After a walk to the next wagon and then the next wagon, squeezing our way in between the narrow corridor full of people of the same fate, we found an empty compartment. Well, almost empty: there were two suitcases in between the seats, but without any living person nearby. So we decided to occupy the seats. I was sleeping on a row and I think Juan was also already sleeping, albeit sitting, when..
Suddenly a girl came, saying that the whole compartment was hers. “But it’s ok,” she said, “you can stay, I will only take one row of seats.”
Juan moved to my row and I woke up, sitting on my seat. The girl started a conversation, which turned out to be somewhat one-sided as she continued with some sort of a monologue. So according to her, she was an opera singer, currently based in Vienna, although she had spent the previous year working in New York and Madrid. She talked a lot and it seemed that we have found someone a bit cuckoo as a compartment-mate.
In random order, after she made Juan moved the super-heavy luggage to the rack above the seats, she told us about:
– How the Croats are crazy. “They’re terrible, terrible, I can’t stand them. They know nothing,” she said, although she is also a Croat, a native of Split.
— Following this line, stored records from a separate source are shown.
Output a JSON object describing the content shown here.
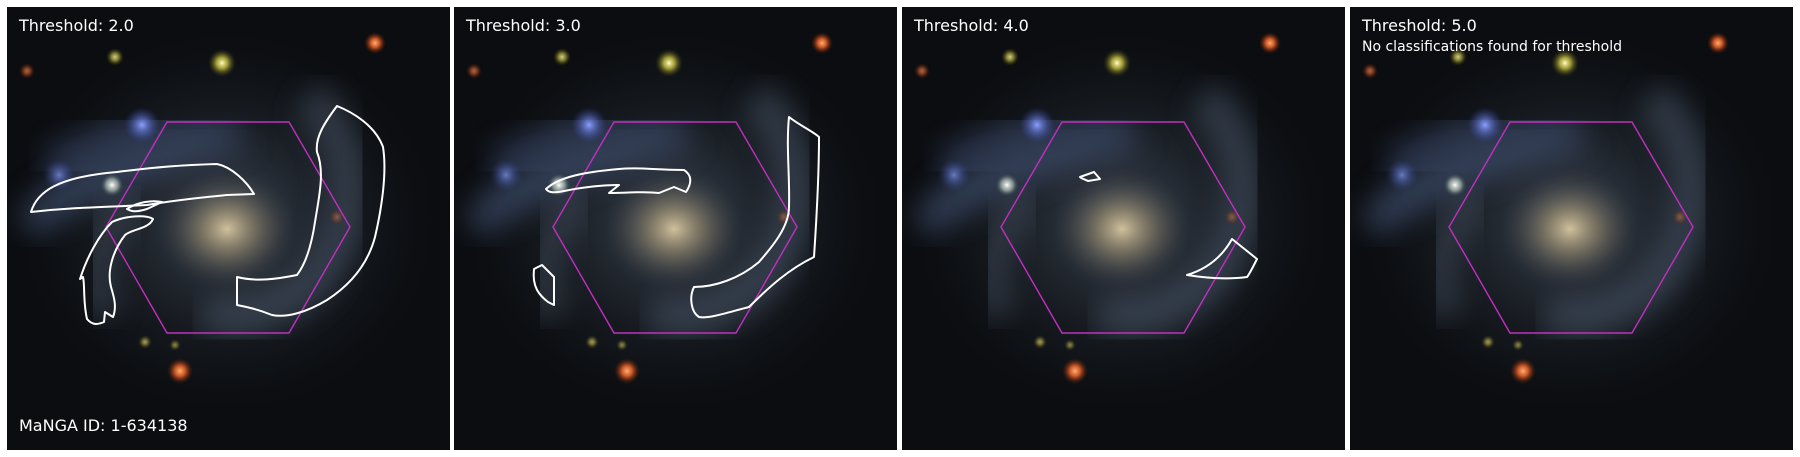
{
  "figure": {
    "manga_id_label": "MaNGA ID: 1-634138",
    "panels": [
      {
        "title": "Threshold: 2.0",
        "note": ""
      },
      {
        "title": "Threshold: 3.0",
        "note": ""
      },
      {
        "title": "Threshold: 4.0",
        "note": ""
      },
      {
        "title": "Threshold: 5.0",
        "note": "No classifications found for threshold"
      }
    ]
  },
  "colors": {
    "ifu_hexagon": "#c030c0",
    "contour": "#ffffff",
    "background": "#0b0d10"
  }
}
– Her boyfriend in Split and their long distance relationship.
– Her boyfriend’s teenager brother, who is in a rebellion mood but somehow only listens to her. “He smoked cigarette and I said there’s nothing special, I also did it. Then he stopped. Then he smoked marijuana and I said the same, so he stopped. Then he tried heroin and I told him I also did it, that was actually a lie, but he stopped anyway after it. Then he got a gun and showed it to me, then I told him there’s nothing special about having a gun and it will get him nowhere, so he get rid of the gun.”
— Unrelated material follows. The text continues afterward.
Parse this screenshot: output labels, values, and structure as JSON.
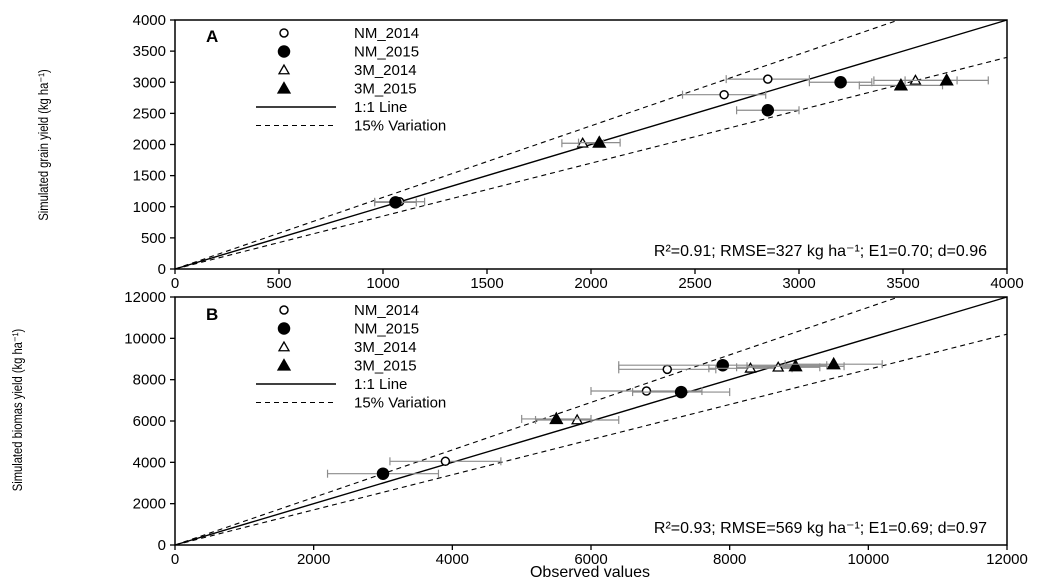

– “Sorry I have to open my pants’ button, it’s uncomfortable to sleep with this jeans. My boyfriend sometimes told me I’m like a nudist, but I don’t care.”
– “I usually don’t let anyone to share the compartment but I let you because I can see you are learned people. The Croats, the Balkans, are usually rude.”
Juan and me exchanged glances, saying nothing but understood it meant “this girl got some serious issues.” Somehow as the night drifted away, we all managed to get some sleep. The air conditioner froze the compartment in the morning. The girl half-consciously took down her luggage, almost knocked upon Juan’s head in the process, opened the suitcase and took sweaters to warm herself up.
Anyway, finally, we arrived at Split at around 8 am, again, late more than an hour after the schedule. I don’t complain, though, I just consider things here to be very similar with what usually happen at home. We parted ways with the girl, and waited for dearest Georgi to pick us up at the train station.